Of course, anyone can write a recognizer for input that is correct. The clever bit is to be able to spot incorrect input, and to react by reporting an appropriate error message. For the purposes of this exercise it will be sufficient first to develop a simple routine on the lines of the accept routine that you see on page 178, that simply issues a stern error message, closes the output file, and then abandons parsing altogether.

Something to think about: If you have been following the lectures, you will know that associated with each nonterminal A is a set FIRST(A) of the terminals that can appear first in any string derived from A. Alarums and excursions (as they say in the classics). So that's why we learned to use the SymSet class in practical 19!

A note on the SymSet class and other aspects of the library routines

The textbook code extracts are all written in C# rather than Java (bet you hadn't really noticed - the two languages are very similar, and I have deliberately stuck to features that are almost identical in both languages). One point of difference comes about in constructing sets. In the C# code in the book you will see code like (page 181):

static SymSet = new SymSet(eqlSym, neqSym, lssSym, leqSym, gtrSym, geqSym);

but the closest equivalent I was able to incorporate into Library classes before Java 1.6 required you to write

static SymSet = new SymSet(new int[] {eqlSym, neqSym, lssSym, leqSym, gtrSym, geqSym} );

However, I have now added a "compatible" IntSet class to the library, which in the C# case is identical to SymSet, but in the Java version now allows you to write

static IntSet = new IntSet(eqlSym, neqSym, lssSym, leqSym, gtrSym, geqSym);

although you will not be able to use this with the Jikes compiler.

The source code in RegExp.java is, of course, expressed in Java.

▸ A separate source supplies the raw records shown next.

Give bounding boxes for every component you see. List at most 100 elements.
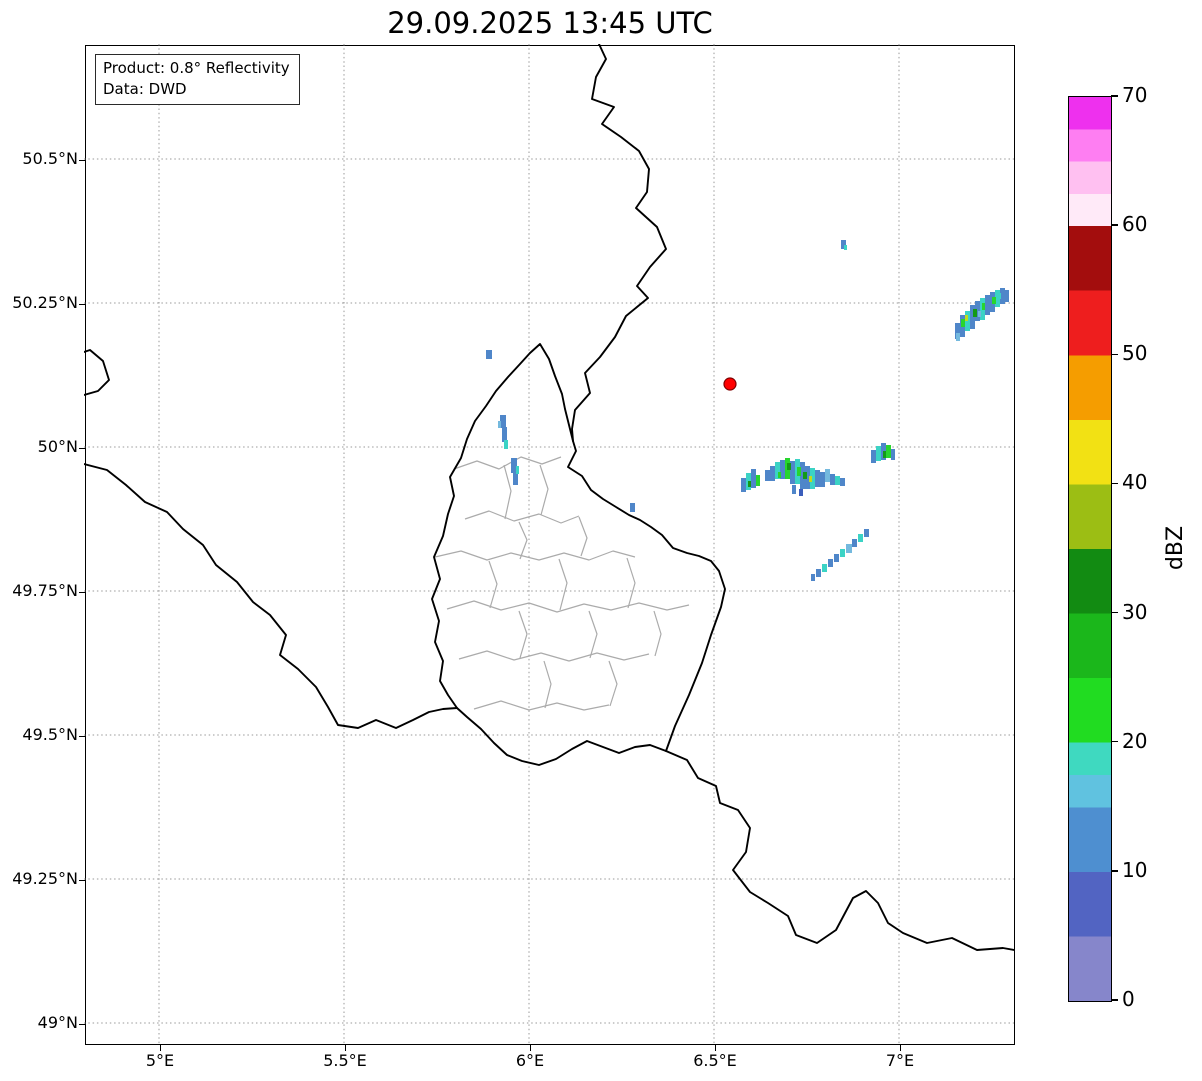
- radar-echo-cell: [978, 311, 982, 318]
- radar-echo-cell: [756, 475, 761, 487]
- radar-echo-cell: [805, 466, 811, 490]
- product-label: Product: 0.8° Reflectivity: [103, 59, 290, 77]
- radar-echo-cell: [834, 554, 840, 563]
- colorbar-tick-mark: [1111, 611, 1118, 614]
- colorbar-tick-label: 40: [1122, 470, 1148, 495]
- radar-echo-cell: [835, 476, 841, 486]
- radar-echo-cell: [846, 544, 853, 554]
- x-tick-mark: [899, 1045, 901, 1051]
- radar-echo-cell: [513, 472, 519, 486]
- radar-echo-cell: [799, 489, 804, 497]
- x-tick-label: 7°E: [885, 1051, 915, 1070]
- radar-echo-cell: [810, 468, 816, 490]
- y-tick-label: 50°N: [37, 437, 78, 456]
- radar-echo-cell: [500, 415, 507, 429]
- radar-echo-cell: [970, 305, 976, 330]
- lat-lon-gridlines: [84, 44, 1015, 1045]
- radar-echo-cell: [816, 569, 822, 578]
- radar-echo-cell: [780, 460, 786, 480]
- x-tick-mark: [344, 1045, 346, 1051]
- radar-echo-cell: [844, 245, 848, 251]
- radar-echo-cell: [840, 549, 846, 558]
- y-tick-mark: [79, 879, 85, 881]
- x-tick-label: 6°E: [515, 1051, 545, 1070]
- border-belgium-germany: [571, 44, 668, 443]
- radar-echo-cell: [797, 467, 802, 477]
- x-tick-label: 5°E: [145, 1051, 175, 1070]
- radar-echo-cell: [770, 466, 776, 482]
- radar-echo-cell: [790, 461, 796, 485]
- radar-echo-cell: [998, 293, 1002, 300]
- radar-echo-cell: [1005, 290, 1010, 303]
- radar-echo-cell: [852, 539, 858, 548]
- radar-echo-cell: [751, 469, 757, 489]
- radar-echo-cell: [995, 290, 1001, 308]
- radar-echo-cell: [778, 472, 782, 479]
- radar-echo-cell: [830, 474, 836, 486]
- colorbar-tick-mark: [1111, 353, 1118, 356]
- radar-echo-cell: [876, 446, 882, 462]
- map-canvas: [84, 44, 1015, 1045]
- radar-echo-cell: [787, 463, 792, 471]
- radar-echo-cell: [741, 478, 747, 493]
- radar-echo-cell: [815, 470, 821, 488]
- radar-echo-cell: [982, 303, 986, 311]
- figure-title: 29.09.2025 13:45 UTC: [387, 6, 713, 40]
- radar-echo-cell: [775, 462, 781, 480]
- radar-echo-cell: [965, 315, 969, 322]
- y-tick-mark: [79, 159, 85, 161]
- colorbar-axis-label: dBZ: [1163, 525, 1188, 571]
- radar-echo-cell: [820, 472, 826, 488]
- x-tick-mark: [714, 1045, 716, 1051]
- radar-echo-cell: [809, 476, 813, 483]
- y-tick-mark: [79, 735, 85, 737]
- x-tick-mark: [159, 1045, 161, 1051]
- radar-echo-cell: [1000, 288, 1006, 305]
- border-france-belgium-givet: [84, 349, 111, 397]
- radar-echo-cell: [502, 427, 508, 443]
- radar-echo-cell: [883, 451, 887, 459]
- radar-echo-cell: [956, 333, 961, 342]
- radar-echo-cell: [825, 469, 831, 483]
- colorbar-tick-label: 30: [1122, 599, 1148, 624]
- y-tick-mark: [79, 1023, 85, 1025]
- colorbar-tick-mark: [1111, 482, 1118, 485]
- district-borders: [435, 456, 690, 712]
- radar-echo-cell: [858, 534, 864, 543]
- colorbar-tick-label: 50: [1122, 341, 1148, 366]
- radar-echo-cell: [792, 485, 797, 495]
- y-tick-label: 49.5°N: [22, 725, 78, 744]
- radar-echo-cell: [992, 297, 997, 305]
- x-tick-label: 6.5°E: [693, 1051, 737, 1070]
- border-luxembourg: [431, 343, 727, 767]
- colorbar-tick-label: 0: [1122, 987, 1135, 1011]
- radar-echo-cell: [498, 421, 502, 429]
- data-source-label: Data: DWD: [103, 80, 187, 98]
- radar-echo-cell: [864, 529, 870, 538]
- radar-echo-cell: [803, 472, 808, 480]
- border-france-germany: [665, 750, 1015, 952]
- radar-echo-cell: [822, 564, 828, 573]
- colorbar-tick-label: 60: [1122, 212, 1148, 237]
- radar-echo-cell: [841, 240, 847, 250]
- y-tick-mark: [79, 447, 85, 449]
- colorbar: [1068, 96, 1112, 1002]
- x-tick-label: 5.5°E: [323, 1051, 367, 1070]
- y-tick-mark: [79, 591, 85, 593]
- radar-echo-cell: [511, 458, 518, 474]
- radar-echo-cell: [800, 462, 806, 490]
- x-tick-mark: [529, 1045, 531, 1051]
- y-tick-label: 49°N: [37, 1013, 78, 1032]
- radar-echo-cell: [516, 466, 520, 475]
- radar-echo-cell: [955, 323, 961, 340]
- radar-echo-cell: [828, 559, 834, 568]
- colorbar-tick-mark: [1111, 870, 1118, 872]
- colorbar-tick-label: 70: [1122, 83, 1148, 107]
- radar-echo-cell: [811, 574, 816, 582]
- y-tick-label: 50.25°N: [12, 293, 78, 312]
- radar-echo-cell: [840, 478, 846, 487]
- radar-echo-cell: [985, 295, 991, 316]
- radar-echo-cell: [973, 309, 978, 318]
- product-info-box: Product: 0.8° Reflectivity Data: DWD: [95, 54, 300, 105]
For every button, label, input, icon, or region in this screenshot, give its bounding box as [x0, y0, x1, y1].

Other differences from what you will see in the text come about in trivial things like the use of boolean in place of bool, main in place of Main, and so on (a lot of otherwise equivalent methods make different use of uppercase letters in the two languages). You are reminded of the web pages like

   http://www.cs.ru.ac.za/courses/CSc301/Translators/sets.htm
   http://www.cs.ru.ac.za/courses/CSc301/Translators/inout.htm

A note on testing

To test your parser you might like to make use of the data files supplied. One of these (reg1.txt) has a number of correct regular expressions. Another (reg5.txt) has a number of incorrect ones. Your parser should, of course, be able to parse reg1.txt easily. Parsing reg5.txt with your system will be a little more frustrating unless you added syntax error recovery, as the parser will simply stop as soon as it finds the first error. You might like to create a number of "one-liner" data files to make this testing stage easier. Feel free to experiment! But, above all, do test your program out. It was very apparent to me last week that some of the submitted solutions could not have been tested at all, let alone thoroughly.

Task 6 - food for thought

Given all the demands made on those of you currently taking INF 302, I have decided not to ask you to add syntax error recovery techniques into your parser. The model solution will eventually demonstrate how this could be done, and those of you with time on your hands might like to investigate this for yourselves. Bear in mind that error recovery is fundamental to writing production quality parsers, and that the topic is examinable.